Podemos dizer que, realmente, a Austrália foi colônia de povoamento, só que forçado. O futuro país nasceu como um assentamento penal. Criou-se o “Convict Labour” (trabalho de condenados) o que para alguns autores seria, de fato, a “Convict Slavery” (escravidão dos condenados). Por este sistema, os prisioneiros do Império Britânico eram enviados para trabalhos forçados na Austrália. Desta forma, a Inglaterra se livrava dos criminosos e garantia mão de obra barata para sua nova colônia. Mais de 160.000 foram enviados em aproximadamente 80 anos, de 1788 a 1868 (HUGHES, 1986, p. 145) Muitos destes condenados foram punidos por crimes leves, encontravam-se entre eles jovens de 12 a 18 anos e até mesmo algumas crianças de oito anos. (SHAW, 1958, p.26). Mesmo mulheres grávidas foram enviadas. Alguns foram enviados porque roubaram ovelhas, outros porque furtaram comida (FERGUSON, 2003, p. 123) Havia também muitos presos políticos (FERGUSON, 2003, p.123). Os barcos que levavam os condenados se chamavam “navios do inferno” (FERGUSON, 2003, p. 123) O tratamento dispensado a eles era brutal. As chicotadas eram a regra como medida punitiva. Muitos fugiam e encontravam a morte no deserto australiano. A Ilha de Norfolk na costa australiana foi o pior local. John Giles Price foi o mais cruel administrador, que chegava a fazer experiências sádicas com os condenados. Pelas regras na ilha, um preso podia receber 100 chicotadas se cantasse uma música, ou se risse enquanto estivesse acorrentado (HUGHES, 1986, p. 480). Entre 1820 e 1831, os “convicts” perfaziam 40% da população total da Austrália. (HUGHES, 1986, p. 425). O sistema acabou totalmente em 1868.
↑4.10.4 - OS “BLACKBIRDS”
Com a decadência do sistema da “escravidão dos condenados” e a necessidade de mão de obra para as plantações no nordeste da Austrália (Queenland), criou-se uma escravidão obtida com pessoas vindas de ilhas do Pacífico.
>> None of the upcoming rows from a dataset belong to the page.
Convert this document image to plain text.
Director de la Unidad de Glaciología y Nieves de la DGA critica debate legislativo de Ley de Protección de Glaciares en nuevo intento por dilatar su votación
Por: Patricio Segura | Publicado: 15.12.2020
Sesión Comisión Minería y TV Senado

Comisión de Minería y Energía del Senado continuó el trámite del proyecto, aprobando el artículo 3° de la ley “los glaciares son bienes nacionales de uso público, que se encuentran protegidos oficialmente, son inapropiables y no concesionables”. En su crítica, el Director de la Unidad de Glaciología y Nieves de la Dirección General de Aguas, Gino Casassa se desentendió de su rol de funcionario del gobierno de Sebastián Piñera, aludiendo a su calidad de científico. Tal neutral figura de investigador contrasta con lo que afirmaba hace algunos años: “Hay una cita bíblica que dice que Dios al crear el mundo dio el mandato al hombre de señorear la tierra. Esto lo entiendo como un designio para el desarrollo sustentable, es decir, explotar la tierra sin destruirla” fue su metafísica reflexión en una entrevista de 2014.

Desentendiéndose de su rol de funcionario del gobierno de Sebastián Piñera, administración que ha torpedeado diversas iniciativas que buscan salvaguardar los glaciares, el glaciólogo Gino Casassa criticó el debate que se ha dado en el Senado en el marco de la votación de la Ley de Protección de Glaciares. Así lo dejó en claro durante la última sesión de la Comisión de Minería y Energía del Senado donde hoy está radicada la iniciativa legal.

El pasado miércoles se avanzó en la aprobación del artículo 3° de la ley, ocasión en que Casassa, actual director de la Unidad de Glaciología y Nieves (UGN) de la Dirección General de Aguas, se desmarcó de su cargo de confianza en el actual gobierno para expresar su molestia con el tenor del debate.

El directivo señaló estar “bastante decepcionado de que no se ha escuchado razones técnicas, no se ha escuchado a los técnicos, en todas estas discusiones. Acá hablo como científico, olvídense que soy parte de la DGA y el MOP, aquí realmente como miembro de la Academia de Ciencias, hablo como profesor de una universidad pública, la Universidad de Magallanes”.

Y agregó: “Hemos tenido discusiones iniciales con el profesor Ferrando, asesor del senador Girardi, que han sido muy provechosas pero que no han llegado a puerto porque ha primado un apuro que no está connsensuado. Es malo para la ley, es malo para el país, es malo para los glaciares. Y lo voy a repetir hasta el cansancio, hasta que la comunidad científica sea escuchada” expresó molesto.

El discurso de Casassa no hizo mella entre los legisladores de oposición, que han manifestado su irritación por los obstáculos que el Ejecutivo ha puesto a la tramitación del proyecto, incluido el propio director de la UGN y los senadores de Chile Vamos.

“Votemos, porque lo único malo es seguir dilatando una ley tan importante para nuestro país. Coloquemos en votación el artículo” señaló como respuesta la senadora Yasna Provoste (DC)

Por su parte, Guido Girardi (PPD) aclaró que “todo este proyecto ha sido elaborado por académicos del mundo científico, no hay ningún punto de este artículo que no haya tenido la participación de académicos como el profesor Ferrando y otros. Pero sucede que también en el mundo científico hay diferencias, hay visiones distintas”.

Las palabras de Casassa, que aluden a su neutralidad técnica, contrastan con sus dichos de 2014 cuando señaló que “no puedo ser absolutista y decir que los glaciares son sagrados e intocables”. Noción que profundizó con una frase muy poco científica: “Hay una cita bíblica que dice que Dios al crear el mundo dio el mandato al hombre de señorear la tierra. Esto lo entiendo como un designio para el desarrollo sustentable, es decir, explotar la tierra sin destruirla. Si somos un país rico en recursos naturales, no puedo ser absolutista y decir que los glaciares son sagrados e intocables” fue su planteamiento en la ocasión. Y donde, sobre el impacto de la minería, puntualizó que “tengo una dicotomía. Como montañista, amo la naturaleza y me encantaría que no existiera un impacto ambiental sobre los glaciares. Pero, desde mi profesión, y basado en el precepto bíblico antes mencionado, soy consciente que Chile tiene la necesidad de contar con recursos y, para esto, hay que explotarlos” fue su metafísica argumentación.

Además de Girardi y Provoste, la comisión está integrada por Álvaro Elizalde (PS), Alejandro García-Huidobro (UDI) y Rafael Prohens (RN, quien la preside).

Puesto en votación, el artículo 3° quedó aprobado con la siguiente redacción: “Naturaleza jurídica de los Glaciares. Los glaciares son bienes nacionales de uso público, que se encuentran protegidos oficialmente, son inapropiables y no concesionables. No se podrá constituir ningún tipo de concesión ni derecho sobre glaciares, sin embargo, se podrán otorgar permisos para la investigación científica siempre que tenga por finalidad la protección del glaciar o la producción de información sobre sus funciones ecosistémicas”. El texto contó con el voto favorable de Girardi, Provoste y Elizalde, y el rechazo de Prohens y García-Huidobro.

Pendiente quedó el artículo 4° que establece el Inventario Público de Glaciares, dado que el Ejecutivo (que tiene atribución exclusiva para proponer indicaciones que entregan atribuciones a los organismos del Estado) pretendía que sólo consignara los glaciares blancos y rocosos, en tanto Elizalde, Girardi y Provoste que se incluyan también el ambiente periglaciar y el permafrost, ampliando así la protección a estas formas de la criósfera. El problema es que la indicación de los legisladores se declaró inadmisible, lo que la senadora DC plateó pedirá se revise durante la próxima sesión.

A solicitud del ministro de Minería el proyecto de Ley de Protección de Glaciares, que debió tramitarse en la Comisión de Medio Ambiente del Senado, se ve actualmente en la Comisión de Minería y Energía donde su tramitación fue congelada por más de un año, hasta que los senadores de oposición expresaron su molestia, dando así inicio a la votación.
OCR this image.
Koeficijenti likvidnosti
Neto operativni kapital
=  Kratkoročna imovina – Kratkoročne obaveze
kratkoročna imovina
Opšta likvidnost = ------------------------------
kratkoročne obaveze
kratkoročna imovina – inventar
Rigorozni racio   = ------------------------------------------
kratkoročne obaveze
Entre 1842 e 1904, mais de 60.000 homens e meninos do Pacífico Sul e um número indeterminado de mulheres e meninas foram sequestrados e levados para trabalho escravo nas plantações de açúcar. (HOLTHOUSE, 1969) O tratamento dispensado a eles era brutal e a mortandade era elevada. Eram conhecidos como “blackbirds”. A escravidão, nesta época, era proibida, porém, mediante subornos e conivências com o governo local, de “escravos”, os “blackbirds”, passaram a ser oficialmente tidos como “contratados”. 4.10.5 - IRLANDESES NA AUSTRÁLIA Para muitos irlandeses a Austrália foi a sua Sibéria (HUGHES, 1986, p. 181) Assim como os soviéticos enviavam os prisioneiros políticos para os “gulags”, os ingleses enviaram os seus perseguidos políticos irlandeses para sua versão de “gulag”, as prisões australianas. O ódio inglês contra os irlandeses começava já no transporte (HUGHUES, 1986, p. 148). O “expresso siberiano” para os irlandeses eram os navios. Estes eram irlandeses presos em razão de revoltas na Irlanda contra o jugo inglês: os que não eram mortos eram enviados para a Austrália como escravos. É verdade que há uma desproporção numérica entre o gulag siberiano e o australiano, já que o primeiro se conta por milhões de condenados e o segundo, de acordo com Hugues (1986), não passava de 2.000. Mas, o princípio é o mesmo. Assim, como os presos comuns, trabalhavam em obras públicas e em fazendas sob a tutela de particulares. Depois, também houve também muita imigração voluntária dos irlandeses e assim como na Inglaterra sofreram preconceito. Os protestantes sempre quiseram submeter os irlandeses católicos pela força (CLARK, 1997, p. 34) Órfãs irlandesas também emigraram e encontraram forte discriminação e muitas morriam miseráveis nas ruas australianas. Interessante observar que os primeiros “missionários” na Austrália foram “padres condenados”. Um deles, James Dixon, irlandês, teve permissão para rezar missa e atender os católicos. A primeira missa aconteceu em 1803. A Austrália talvez tenha sido o único lugar onde os missionários católicos foram enviados forçadamente como “prisioneiros políticos”. Apesar das perseguições, primeira escola primária em Sidney foi fundada por um clérigo irlandês (HUGHES, 1986, p. 349)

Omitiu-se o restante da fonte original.